Question

an object 4cm in size, is placed at 25cm in front of a concavr mirror of focal length 15cm.at wt distance from the mirror would a screen be placed in order to obtain a sharp image? find the nature and the size of the image​

Answer 1

Given :

In concave mirror,

Object height = - 4cm.

Object distance = 25cm.

Focal length = - 15cm.

Remember !

In concave mirror focal length is negative.

To find :

(a) Image distance

(b) Size of image

(c) Nature of image

Solution :

(a) using mirror formula .i.e.,

The relationship between image distance, object distance and focal length of a spherical mirror is known as Mirror formula.

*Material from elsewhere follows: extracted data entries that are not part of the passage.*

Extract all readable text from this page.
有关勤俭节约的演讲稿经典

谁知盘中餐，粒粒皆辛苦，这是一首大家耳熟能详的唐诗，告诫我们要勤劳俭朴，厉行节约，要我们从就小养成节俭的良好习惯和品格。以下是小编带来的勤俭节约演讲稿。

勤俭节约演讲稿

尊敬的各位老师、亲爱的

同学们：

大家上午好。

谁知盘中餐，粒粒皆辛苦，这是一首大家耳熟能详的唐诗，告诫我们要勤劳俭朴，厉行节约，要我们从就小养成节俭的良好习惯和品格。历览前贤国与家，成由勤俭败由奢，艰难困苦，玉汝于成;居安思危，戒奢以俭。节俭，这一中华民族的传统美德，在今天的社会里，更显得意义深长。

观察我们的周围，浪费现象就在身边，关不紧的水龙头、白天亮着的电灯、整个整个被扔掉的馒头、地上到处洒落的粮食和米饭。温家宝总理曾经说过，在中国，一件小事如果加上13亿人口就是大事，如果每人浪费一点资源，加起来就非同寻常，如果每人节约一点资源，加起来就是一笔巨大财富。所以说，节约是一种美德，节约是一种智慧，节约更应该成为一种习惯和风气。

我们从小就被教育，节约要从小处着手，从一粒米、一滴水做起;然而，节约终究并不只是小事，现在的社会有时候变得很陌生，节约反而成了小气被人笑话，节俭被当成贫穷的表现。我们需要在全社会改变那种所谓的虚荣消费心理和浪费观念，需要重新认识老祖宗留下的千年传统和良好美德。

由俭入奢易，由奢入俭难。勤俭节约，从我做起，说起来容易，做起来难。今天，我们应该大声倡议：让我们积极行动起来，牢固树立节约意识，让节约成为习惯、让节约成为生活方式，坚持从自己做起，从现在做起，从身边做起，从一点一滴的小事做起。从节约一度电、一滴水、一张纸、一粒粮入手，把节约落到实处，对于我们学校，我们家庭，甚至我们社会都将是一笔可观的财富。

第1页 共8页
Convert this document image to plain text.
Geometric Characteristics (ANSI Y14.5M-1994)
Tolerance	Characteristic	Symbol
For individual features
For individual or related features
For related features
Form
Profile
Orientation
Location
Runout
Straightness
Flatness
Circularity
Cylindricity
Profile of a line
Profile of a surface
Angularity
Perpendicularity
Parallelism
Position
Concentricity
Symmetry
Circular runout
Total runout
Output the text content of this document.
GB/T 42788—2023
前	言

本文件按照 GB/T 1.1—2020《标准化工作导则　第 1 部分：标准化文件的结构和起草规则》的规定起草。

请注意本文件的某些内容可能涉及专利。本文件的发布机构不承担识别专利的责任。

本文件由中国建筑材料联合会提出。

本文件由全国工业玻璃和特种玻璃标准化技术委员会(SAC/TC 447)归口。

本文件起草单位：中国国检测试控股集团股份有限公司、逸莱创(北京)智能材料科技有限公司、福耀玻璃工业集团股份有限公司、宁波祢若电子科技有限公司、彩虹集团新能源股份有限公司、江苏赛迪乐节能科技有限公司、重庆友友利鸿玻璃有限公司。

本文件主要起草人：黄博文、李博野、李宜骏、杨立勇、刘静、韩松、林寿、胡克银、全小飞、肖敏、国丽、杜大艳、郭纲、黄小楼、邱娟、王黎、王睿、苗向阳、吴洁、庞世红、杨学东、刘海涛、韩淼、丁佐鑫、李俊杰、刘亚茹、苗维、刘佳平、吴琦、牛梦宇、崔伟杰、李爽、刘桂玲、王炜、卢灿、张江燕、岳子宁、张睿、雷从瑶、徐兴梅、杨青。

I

The mirror formula can be written as :

$\boxed{ \bf \dfrac{1}{v} + \dfrac{1}{u} = \dfrac{1}{f} }$

where,

• v denotes image distance.
• u denotes object distance.
• f denotes focal length.

substituting all the given values in the formula,

$\leadsto{ \sf \dfrac{1}{v} + \dfrac{1}{u} = \dfrac{1}{f} }$

$\leadsto{ \sf \dfrac{1}{v} + \dfrac{1}{( - 25)} = \dfrac{1}{ - 15} }$

$\leadsto{ \sf \dfrac{1}{v} - \dfrac{1}{25} = - \dfrac{1}{15} }$

$\leadsto{ \sf \dfrac{1}{v} = - \dfrac{1}{15} + \dfrac{1}{25} }$

$\leadsto{ \sf \dfrac{1}{v} = - \dfrac{ 7 + 3}{75} }$

$\leadsto{ \sf \dfrac{1}{v} = - \dfrac{10}{75} }$

$\leadsto{ \sf v= - \dfrac{7.5}{10} }$

$\leadsto \underline{\boxed{ \sf v = - 7.5 \: cm}}$

thus, the Image distance is -7.5cm

(b) Magnification :

The magnificent produced by a mirror is equal to the ratio of the image distance to the object distance with a minus sign,

$\leadsto{ \bf m= - \dfrac{v}{u} }$

$\leadsto{ \sf m= - \dfrac{( - 7.5)}{25} }$

$\leadsto{ \sf m= 0.3 }$

we know that,

$\leadsto{ \bf m= \dfrac{h'}{h} }$

$\leadsto{ \sf 0.3= \dfrac{h'}{4} }$

$\leadsto{ \sf h' = 0.3 \times 4 }$

$\leadsto \underline{\boxed{ \sf h' = 1.2 \: cm }}$

thus, Image height h' is 1.2cm.

(c) Nature of image :

• The image is real and inverted.
• The image is diminished.